The electronic spectra of these dyes showed absorption bands in the 330-360 nm in UV region and 490-525 nm in visible region in dimethyl formamide (DMF), 315-355 nm in UV region and 500-520 nm in visible region in methanol, and for ethanol in UV region between 320-360 nm and in visible region between 495-530 nm. The electronic transitions associated in conjugate system (both of the phenyl ring & in oxadiazole heterocycles & in naphthol ring are due to π-π* transitions). The dyes 5a-5c show comparatively higher wavelength due to presence of carboxylic group in naphthol ring than the dye 5d and 5e. The increase in visible absorption band were also observed on increasing the solvent polarity.

Dyeing properties

Spectral data of dyed samples is given for dyed cotton samples in Table 3 and for dyed wool samples in Table 4. The Kubelka Munk function, K/S shows the depth of colour onto the fabric. The colour coordinates values of L*, a* and b* shows lightness-darkness, red-green and yellow-blue tones of colours. The positive values it is expected that dyes have reddish tone whereas higher L* values confirm the colour brilliancy [21]. K/S data of dyed samples shows high values for cotton & wool fabrics, indicating good colour depth of synthesized dyes.

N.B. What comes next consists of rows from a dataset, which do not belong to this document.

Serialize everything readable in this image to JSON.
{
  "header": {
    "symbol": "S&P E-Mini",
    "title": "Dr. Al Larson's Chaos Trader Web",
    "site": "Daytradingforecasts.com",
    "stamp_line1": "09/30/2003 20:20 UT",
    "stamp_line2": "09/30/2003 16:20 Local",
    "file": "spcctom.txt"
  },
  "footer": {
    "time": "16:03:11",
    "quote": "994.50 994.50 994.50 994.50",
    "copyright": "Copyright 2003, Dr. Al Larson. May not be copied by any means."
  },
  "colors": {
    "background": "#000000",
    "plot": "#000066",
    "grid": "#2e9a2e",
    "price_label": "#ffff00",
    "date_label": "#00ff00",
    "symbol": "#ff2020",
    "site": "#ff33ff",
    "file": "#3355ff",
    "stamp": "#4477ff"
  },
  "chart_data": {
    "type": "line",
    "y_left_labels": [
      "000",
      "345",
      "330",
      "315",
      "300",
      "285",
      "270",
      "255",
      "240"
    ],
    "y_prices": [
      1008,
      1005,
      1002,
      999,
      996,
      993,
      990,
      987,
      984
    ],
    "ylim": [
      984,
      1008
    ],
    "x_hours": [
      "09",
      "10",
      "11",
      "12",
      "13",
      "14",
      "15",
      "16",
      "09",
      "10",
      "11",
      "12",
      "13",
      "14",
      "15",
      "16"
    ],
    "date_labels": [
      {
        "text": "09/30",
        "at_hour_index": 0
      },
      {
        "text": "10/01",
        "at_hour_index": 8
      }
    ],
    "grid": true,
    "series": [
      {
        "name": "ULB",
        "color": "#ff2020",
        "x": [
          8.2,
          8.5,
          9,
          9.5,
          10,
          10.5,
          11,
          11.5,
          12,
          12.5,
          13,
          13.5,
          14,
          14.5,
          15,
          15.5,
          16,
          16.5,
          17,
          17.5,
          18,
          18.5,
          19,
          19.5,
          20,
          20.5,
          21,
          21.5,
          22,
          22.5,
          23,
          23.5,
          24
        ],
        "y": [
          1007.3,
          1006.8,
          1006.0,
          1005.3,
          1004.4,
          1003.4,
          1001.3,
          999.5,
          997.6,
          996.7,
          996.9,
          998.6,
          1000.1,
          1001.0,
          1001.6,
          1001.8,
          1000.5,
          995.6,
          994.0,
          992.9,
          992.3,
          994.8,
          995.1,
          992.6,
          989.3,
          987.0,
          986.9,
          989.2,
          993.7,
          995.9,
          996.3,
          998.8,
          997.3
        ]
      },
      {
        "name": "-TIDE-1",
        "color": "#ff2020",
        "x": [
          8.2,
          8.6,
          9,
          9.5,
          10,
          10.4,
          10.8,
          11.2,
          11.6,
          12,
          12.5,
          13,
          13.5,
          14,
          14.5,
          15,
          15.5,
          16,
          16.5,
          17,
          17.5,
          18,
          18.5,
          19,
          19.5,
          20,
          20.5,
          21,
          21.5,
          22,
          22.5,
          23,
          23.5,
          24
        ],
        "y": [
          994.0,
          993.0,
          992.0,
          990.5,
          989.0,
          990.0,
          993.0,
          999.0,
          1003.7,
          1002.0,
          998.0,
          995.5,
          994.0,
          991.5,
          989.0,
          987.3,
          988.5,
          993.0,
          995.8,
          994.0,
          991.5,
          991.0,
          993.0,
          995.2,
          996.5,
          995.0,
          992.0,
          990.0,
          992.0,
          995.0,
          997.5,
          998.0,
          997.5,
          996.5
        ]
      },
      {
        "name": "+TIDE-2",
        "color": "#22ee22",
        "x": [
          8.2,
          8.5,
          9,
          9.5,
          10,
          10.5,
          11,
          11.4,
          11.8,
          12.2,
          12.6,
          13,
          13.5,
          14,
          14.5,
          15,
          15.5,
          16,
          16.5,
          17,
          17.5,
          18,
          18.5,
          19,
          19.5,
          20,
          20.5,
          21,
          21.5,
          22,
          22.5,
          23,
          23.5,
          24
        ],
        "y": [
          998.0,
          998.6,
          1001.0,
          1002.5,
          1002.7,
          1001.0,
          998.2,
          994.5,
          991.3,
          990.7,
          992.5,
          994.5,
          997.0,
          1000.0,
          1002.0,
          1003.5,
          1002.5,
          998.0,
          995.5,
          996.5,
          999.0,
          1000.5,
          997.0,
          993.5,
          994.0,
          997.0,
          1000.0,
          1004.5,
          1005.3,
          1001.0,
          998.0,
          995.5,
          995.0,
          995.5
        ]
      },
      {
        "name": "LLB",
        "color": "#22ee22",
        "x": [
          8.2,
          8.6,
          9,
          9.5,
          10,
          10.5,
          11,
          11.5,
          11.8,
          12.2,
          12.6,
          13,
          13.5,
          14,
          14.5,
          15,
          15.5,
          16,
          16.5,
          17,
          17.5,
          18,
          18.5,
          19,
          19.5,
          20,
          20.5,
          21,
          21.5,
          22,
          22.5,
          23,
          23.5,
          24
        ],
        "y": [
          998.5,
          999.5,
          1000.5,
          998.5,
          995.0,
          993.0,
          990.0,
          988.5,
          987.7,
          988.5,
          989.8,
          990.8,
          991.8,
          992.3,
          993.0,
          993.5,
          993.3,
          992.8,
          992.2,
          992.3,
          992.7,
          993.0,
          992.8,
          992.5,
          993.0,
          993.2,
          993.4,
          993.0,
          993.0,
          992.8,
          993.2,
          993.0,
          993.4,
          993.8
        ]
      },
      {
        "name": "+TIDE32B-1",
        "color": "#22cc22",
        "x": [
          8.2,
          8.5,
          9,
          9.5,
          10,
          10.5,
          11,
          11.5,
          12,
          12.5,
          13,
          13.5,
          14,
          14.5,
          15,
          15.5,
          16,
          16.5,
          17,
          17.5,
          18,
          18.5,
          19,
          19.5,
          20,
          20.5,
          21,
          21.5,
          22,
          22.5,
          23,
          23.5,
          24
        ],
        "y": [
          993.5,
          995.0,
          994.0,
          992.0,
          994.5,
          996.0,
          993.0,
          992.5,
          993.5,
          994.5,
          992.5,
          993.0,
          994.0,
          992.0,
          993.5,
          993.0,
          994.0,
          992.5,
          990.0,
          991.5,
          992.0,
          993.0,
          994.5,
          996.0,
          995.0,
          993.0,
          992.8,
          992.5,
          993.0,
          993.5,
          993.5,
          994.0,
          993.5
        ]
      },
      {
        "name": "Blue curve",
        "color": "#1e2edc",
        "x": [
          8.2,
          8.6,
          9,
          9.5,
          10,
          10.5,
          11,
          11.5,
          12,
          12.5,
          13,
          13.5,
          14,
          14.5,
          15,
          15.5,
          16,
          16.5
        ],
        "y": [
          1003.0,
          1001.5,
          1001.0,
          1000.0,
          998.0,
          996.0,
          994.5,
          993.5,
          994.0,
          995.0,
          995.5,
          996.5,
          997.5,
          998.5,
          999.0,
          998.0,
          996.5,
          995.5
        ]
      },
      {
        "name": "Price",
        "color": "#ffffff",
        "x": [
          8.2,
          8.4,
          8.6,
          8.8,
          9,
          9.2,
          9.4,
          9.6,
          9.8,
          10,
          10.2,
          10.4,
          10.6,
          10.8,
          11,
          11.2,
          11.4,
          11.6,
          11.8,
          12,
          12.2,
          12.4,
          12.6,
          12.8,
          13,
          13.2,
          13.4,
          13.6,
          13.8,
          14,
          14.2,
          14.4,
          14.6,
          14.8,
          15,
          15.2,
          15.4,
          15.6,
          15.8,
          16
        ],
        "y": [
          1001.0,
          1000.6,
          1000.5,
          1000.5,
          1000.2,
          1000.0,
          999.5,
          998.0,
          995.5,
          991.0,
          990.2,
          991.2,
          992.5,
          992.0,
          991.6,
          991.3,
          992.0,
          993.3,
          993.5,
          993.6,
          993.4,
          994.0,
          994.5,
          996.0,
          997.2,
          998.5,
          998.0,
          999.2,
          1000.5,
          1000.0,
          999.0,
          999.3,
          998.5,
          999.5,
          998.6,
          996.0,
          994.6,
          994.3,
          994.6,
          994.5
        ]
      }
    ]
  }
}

The wash fastness properties of the dyed fabrics were evaluated according to the ISO-III test procedures using standard grey scale for colour change and staining. The wash fastness study of the dyed cotton & wool fabrics was found to be good to excellent (rating 4-5 on the scale of 5, where 5 is excellent). Also the light fastness study shows to be good to moderate for both the dyeings (rating 5-6 on the scale of 8, where 8 is excellent). The results are summarized in the Table 5.

The cotton and wool samples dyed with dye 5a showed very light colour as there was no sulphonic group present in dye imparting very little affinity towards the fibre. For rest all dyes 5b-5e the dyeing on cotton and wool was found to give good to excellent colour depth.

Conclusion

Aminolysis revealed that it is possible to obtain complete conversion of PET waste into value added monomeric product terephthalic dihydrazide having potential for being recycled into useful products through various chemical reactions. The terephthalic dihydrazide obtained was successfully converted into novel bis-azo dyes based on naphthol derivatives having carboxyl and sulphonyl group. These dyes show good colouration characteristics on cotton and wool fabrics with satisfactory performance properties. Substituent present in naphthol ring plays important role for imparting reddish yellow hues on textile fabrics. The results obtained show that the synthesized dyes have excellent spectral and fastness properties. It is attributed that PET waste has been successfully chemically recycled through synthesizing ranges of novel dyestuffs with properties analogous to commercial dyes.